Much of my work in these areas has been motivated by collaborations in citizen science data in ecology, mathematical and laboratory-based ecology, vehicular emissions and medical decision support. But I have come to these through chance and welcome further serendipitous collaborations.
I have also done some work in robust statistics and in item response theory. I give a brief overview of each here. A research statement from my promotion materials in 2020 gives more, if more outdated, details.
My interests in machine learning lie in 1. adapting ML models for frequentist statistical inference and 2. methods to understand ML models or explain their predictions.
In recent work, my lab developed central limit theorems for predictions from random forests and much of my recent effort has been on using and extending these. This has included improving methods to estimate the variance of the predictions, formal statistical tests for variable importance and for interactions between features, ways to compare and combine random forests with other models, and extensions into boosting methods where I would like to develop methods to use boosted models as components of partially linear models. I am also interested in corresponding results and methods using deep learning.
I have a long-term (all the way back to my thesis) interest in interpretation and explanation of machine learning methods. We think of the result of machine learning as an algebraically-complex black box model, and there has been much recent interest in intelligibility and explainability both as a way of increasing confidence in these models and also to help ensure fairness and allow redress.
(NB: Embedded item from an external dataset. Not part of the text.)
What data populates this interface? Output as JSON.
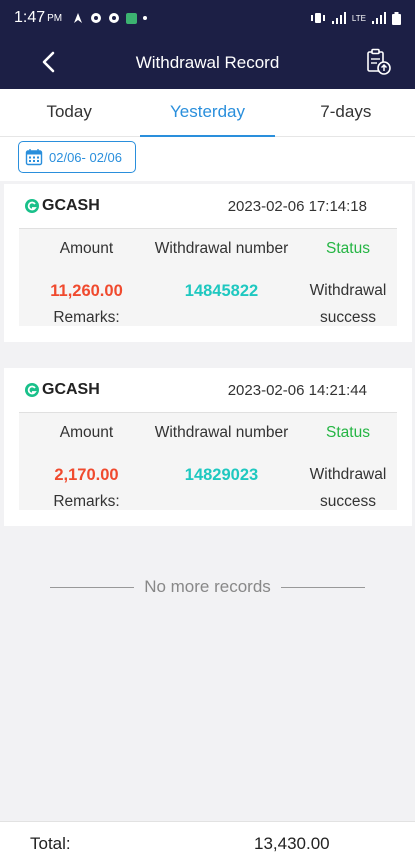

My early work looked at ANOVA decompositions as a formal means of representing functions in terms of low dimensional components. More recently, I have been interested in the statistical stability of explanations, both associated with the randomness inherent in generating them, and with respect to the uncertainty in the underlying model.
These concerns: "What does it mean to interpret a black box?", "Does interpreting a function provide any value?" along with more general questions in the philosophy of statistics are explored in my blog Of Models and Meanings.
My work in dynamical systems started with attempts to do practical statistical inference with Ordinary Differential Equation (ODE) models. While applied mathematicians have used ODEs since Newton, they have received minimal attention from the statistics community. My work sought to extend standard statistical procedures to these models: estimate parameters, test hypotheses, assess goodness of fit.
These are made challenging by the highly nonlinear nature of ODEs, resulting in complex likelihood surfaces, the simplification that goes into developing ODEs, leading to poor fit to data, and the complexity of choices for alternative models. The profiling methods that I developed with Jim Ramsay helped account for these by allowing the ODE to be inexact without specifying how; this turns out to alleviate both complex likelihood surfaces and lack of fit.
More recently, I have been interested in explicitly stochastic models where I am very interested in designing experiments in ecology and pharmako-dynamics, in how to model random perturbations, and in interpreting inexact methods, such as profiling, for ODEs as accounting for stochastic effects.
Functional data analysis deals with high-frequency measurements of repeated smooth processes -- motion capture technologies are a canonical example -- but can be extended somewhat more broadly to anywhere we think there is a process over space or time. I have been involved in applications of fda ranging from modeling vehicle exhaust, plant responses to weather, and high performance sport.
Methodolgicaly and theoretically, I have been interested in the things that made functional data different from multivariate data. These include: choosing which derivative of an observed function to use in a model, choosing which parts of a function to use, incorporating shifts in the timing of events ("time warping") into models formally.
Importantly, functional data gives us access to derivatives, and therefore relationships between derivatives: hence relating to my interest in dynamical systems above. An ongoing area of interest is in exploring and understanding these relationships.
Item response theory deals with estimating students abilities from test results; both in finding the difficulty level of individual questions and in using them to estimate student abilities.
Paradoxical results occur when we attempt to measure multiple abilities at once: it's possible that flipping an answer from "incorrect" to "correct" can cause one of your abilities to decrease. I formulated a mathematical description of this behavior and investigated it in a number of contexts, although the description is not yet complete.